Когда-то бочажок укрывала от солнечного жара пышная липа. Я разыскал оставшийся от нее пень; кора уже отвалилась, но древесина была еще крепкой. Дубовый сруб позеленел, но держался так же прочно, как и в былое время. Рубили его не на один век. Я нагнулся и стал пить. От воды заломило зубы. Потом прошел чуть дальше — туда, где ручеек вырыл промоинку. Я разулся и едва не вскрикнул, так холодна была вода. Зато вмиг прошла усталость, и натертый и прорвавшийся пузырь перестал болеть. Я вымыл ноги, простирнул с песком портянки, а дырявые чулки засунул подальше в ольховые коряги. И, неся сапоги в руке, пошел к дому. Уже подмораживало, и длинные стебли травы обжигали ноги, словно были посыпаны солью.
В Дижкаулях — так назывался хутор — наши уже сидели за столом, пили горячий чай, чистили картошку и уплетали ее с каким-то соусом.
На меня, босого, уставились, как на ненормального. Топилась плита, лежанку уже успели завалить всяким тряпьем.
— Вода в колодце скверная, — заметила одна из ужинавших. — Даже в чае остается привкус.
— Ни в коем случае не пейте сырую, — сказал преподаватель то, что ему и полагалось сказать.
— Тут из колодца поили только скотину, счел нужным сообщить я.
Мои слова вызвали замешательство. Ко мне повернулись лица — удивленные, раздраженные, обеспокоенные.
— Что же пили люди? — деловито спросил преподаватель.
Я так же деловито ответил:
— Ходили по воду к бочажку.
— Что это такое?
— Если ключ забирают в дубовый сруб, его в этих местах называют бочажком.
— И далеко он?
— Тут рядом. Я вот сходил, напился.
— Неужели ты и ноги там мыл? — ужаснулась одна.
Ее ужаса я не понял: известно ведь, что всякий родник очень быстро очищается.
— Мыл, только не в бочажке. Где родник, там всегда бывает и промоинка.
— Что еще за помойка? — это спросила, кажется, групоргша.

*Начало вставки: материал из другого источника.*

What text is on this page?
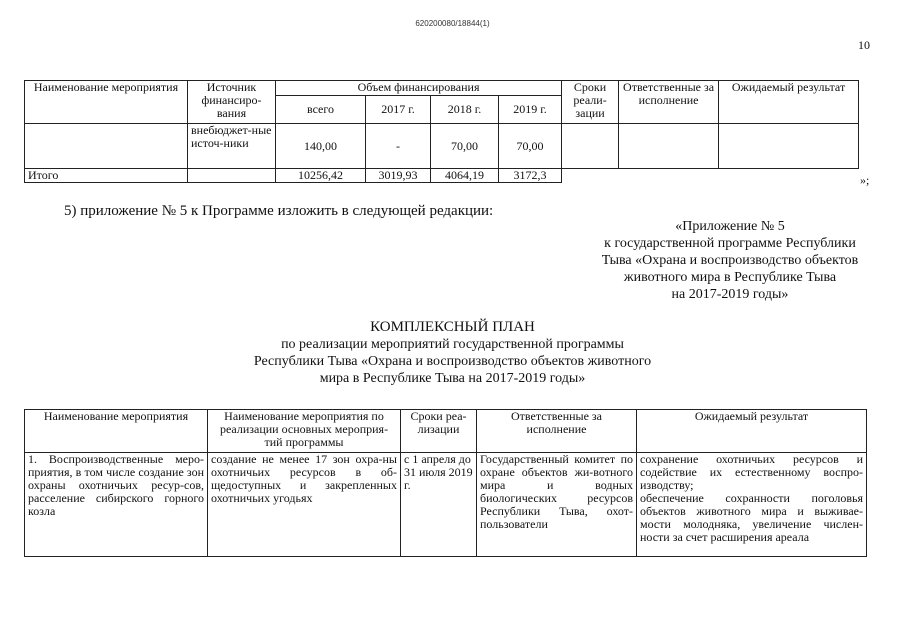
620200080/18844(1)
10
Наименование мероприятия	Источник финансиро-вания	Объем финансирования				Сроки реали-зации	Ответственные за исполнение	Ожидаемый результат
		всего	2017 г.	2018 г.	2019 г.			
	внебюджет-ные источ-ники	140,00	-	70,00	70,00			
Итого		10256,42	3019,93	4064,19	3172,3				»;
5) приложение № 5 к Программе изложить в следующей редакции:
«Приложение № 5
к государственной программе Республики
Тыва «Охрана и воспроизводство объектов
животного мира в Республике Тыва
на 2017-2019 годы»
КОМПЛЕКСНЫЙ ПЛАН
по реализации мероприятий государственной программы
Республики Тыва «Охрана и воспроизводство объектов животного
мира в Республике Тыва на 2017-2019 годы»
Наименование мероприятия	Наименование мероприятия по реализации основных мероприя-тий программы	Сроки реа-лизации	Ответственные за исполнение	Ожидаемый результат
1. Воспроизводственные меро-приятия, в том числе создание зон охраны охотничьих ресур-сов, расселение сибирского горного козла	создание не менее 17 зон охра-ны охотничьих ресурсов в об-щедоступных и закрепленных охотничьих угодьях	с 1 апреля до 31 июля 2019 г.	Государственный комитет по охране объектов жи-вотного мира и водных биологических ресурсов Республики Тыва, охот-пользователи	сохранение охотничьих ресурсов и содействие их естественному воспро-изводству;
обеспечение сохранности поголовья объектов животного мира и выживае-мости молодняка, увеличение числен-ности за счет расширения ареала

— У тебя в голове. Не худо бы ее промыть, — довольно дружелюбно ответил я, потом объяснил, совсем как малым ребятам: — Пора бы знать; ручейки, особенно заросшие, тут называют промоинами и промоинками. Между прочим, промоинка из здешнего бочажка течет прямо на восток. Пасхальным утром надо в ней умыться. Тогда целый год будешь здоров, как огурчик, да и красоты прибавится.
— Суеверие, — решила групоргша.
— Это фольклор, который вам еще предстоит изучать, — вступился за меня преподаватель. — Ты жил тут, на хуторе? — по-прежнему деловито спросил он.
— Нет, — односложно ответил я, наливая остывший чай и пытаясь проглотить хоть одну картофелину: аппетита не было ни на грош.
— Откуда же ты знаешь, кто пил из колодца, кто — из родника?
— Бывал здесь, — неохотно пояснил я. — Тогда меня, правда, сажали за стол там, на кухне. В горницу сегодня попал впервые.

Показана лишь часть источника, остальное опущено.